Eppure, nonostante tutto questo, Salvini inghiotte Meloni. Succede, tuttavia, per responsabilità di Meloni: ha scelto di muoversi nel solco greve della lotta all’immigrato, di cui Salvini è campione indiscusso e indiscutibile. Ha scelto di adattare il suo linguaggio, certo sempre colorito ma pure debitore di una destra diversa da quella leghista – lo specifica lei stessa, invano: “nello Statuto di Fratelli d’Italia si parla di unità nazionale, in quello leghista ancora di indipendenza della Padania” – a quello assoluto e greve e semplicistico di Salvini. E così, da giovane ministro della Gioventù (era il 2008, aveva 31 anni) capace di andare in tv, da Victoria Cabello, a imitare Giulio Tremonti (stupenda, persino Corrado Guzzanti le fece i complimenti) e capace di chiedere agli atleti italiani di boicottare la cerimonia di apertura dei Giochi Olimpici di Pechino come atto di solidarietà verso il Tibet (anche in quel caso fu lasciata da sola dai suoi), è diventata l’ancella del populismo di destra, la Marine Le Pen della provincia al di qua delle Alpi, una che espone un cartello contro Laura Boldrini con sopra scritto “Radical chic in miniera”, una che straparla di razzismo verso gli italiani.

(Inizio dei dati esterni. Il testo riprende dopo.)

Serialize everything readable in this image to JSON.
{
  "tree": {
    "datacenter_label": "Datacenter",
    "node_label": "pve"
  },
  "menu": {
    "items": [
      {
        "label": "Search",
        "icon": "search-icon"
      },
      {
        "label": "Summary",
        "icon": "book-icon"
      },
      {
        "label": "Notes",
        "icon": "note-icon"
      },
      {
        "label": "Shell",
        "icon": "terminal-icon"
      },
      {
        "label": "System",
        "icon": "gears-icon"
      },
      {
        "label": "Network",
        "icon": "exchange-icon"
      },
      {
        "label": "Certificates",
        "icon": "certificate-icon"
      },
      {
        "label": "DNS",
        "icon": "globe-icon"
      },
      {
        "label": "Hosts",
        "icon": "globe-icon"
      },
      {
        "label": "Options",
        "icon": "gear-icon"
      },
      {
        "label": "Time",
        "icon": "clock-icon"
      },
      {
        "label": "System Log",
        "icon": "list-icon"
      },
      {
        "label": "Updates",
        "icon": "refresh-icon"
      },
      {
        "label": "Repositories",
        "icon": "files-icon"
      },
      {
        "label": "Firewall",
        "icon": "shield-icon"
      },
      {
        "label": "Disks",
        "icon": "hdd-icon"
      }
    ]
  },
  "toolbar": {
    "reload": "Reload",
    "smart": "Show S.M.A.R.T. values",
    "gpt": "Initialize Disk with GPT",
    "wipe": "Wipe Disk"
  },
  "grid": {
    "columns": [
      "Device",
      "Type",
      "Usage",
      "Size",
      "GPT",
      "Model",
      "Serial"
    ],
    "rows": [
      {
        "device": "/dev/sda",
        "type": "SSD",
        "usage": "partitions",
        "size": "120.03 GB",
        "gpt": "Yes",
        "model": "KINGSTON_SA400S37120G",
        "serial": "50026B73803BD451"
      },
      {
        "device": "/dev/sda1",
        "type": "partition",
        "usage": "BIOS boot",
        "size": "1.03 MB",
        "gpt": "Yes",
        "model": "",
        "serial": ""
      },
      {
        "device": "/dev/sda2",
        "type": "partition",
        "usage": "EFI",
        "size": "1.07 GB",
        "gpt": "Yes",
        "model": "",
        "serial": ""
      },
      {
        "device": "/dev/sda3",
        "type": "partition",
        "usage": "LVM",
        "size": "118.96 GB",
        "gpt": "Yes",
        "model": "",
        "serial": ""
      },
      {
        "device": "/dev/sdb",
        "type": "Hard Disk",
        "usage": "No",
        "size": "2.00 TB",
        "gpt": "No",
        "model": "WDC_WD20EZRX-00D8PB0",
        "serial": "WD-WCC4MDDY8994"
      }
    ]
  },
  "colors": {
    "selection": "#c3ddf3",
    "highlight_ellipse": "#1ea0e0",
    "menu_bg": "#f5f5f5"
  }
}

L’altra sera, quando Salvini ha esordito in collegamento da Floris dicendo «la prossima volta sarò in studio con voi da Premier» (a proposito di “prima gli italiani, cioè io”), alla domanda su come siano i rapporti tra lui e Giorgia Meloni, il ragazzo della Lega ha risposto raccontando di quanto s’inorgoglisce quando va a incontrare gli operai e quelli gli dicono che voteranno lui e non Pd, senza che nessuno gli ribattesse che non aveva risposto alla domanda, così come nessuno lo inchioda mai davvero quando si rifiuta di discutere di fascismo. A lei va decisamente peggio: le capita di finire in un tre contro uno a Otto e mezzo e di ritrovarsi a dover dare conto soprattutto del suo legame con Salvini, un legame che entrambi mal sopportano, ma di cui solo lei non smette e non smetterà forse mai di essere vittima.
È una delle ragioni per cui non riusciremo a vedere se lei sia stata o meno una delle più grandi occasioni sprecate del Centrodestra; la donna più forte e più debole della politica recente; la più a sinistra della destra o la più a destra della sinistra; la vittima o la carnefice del fascismo degli antifascisti. Peccato.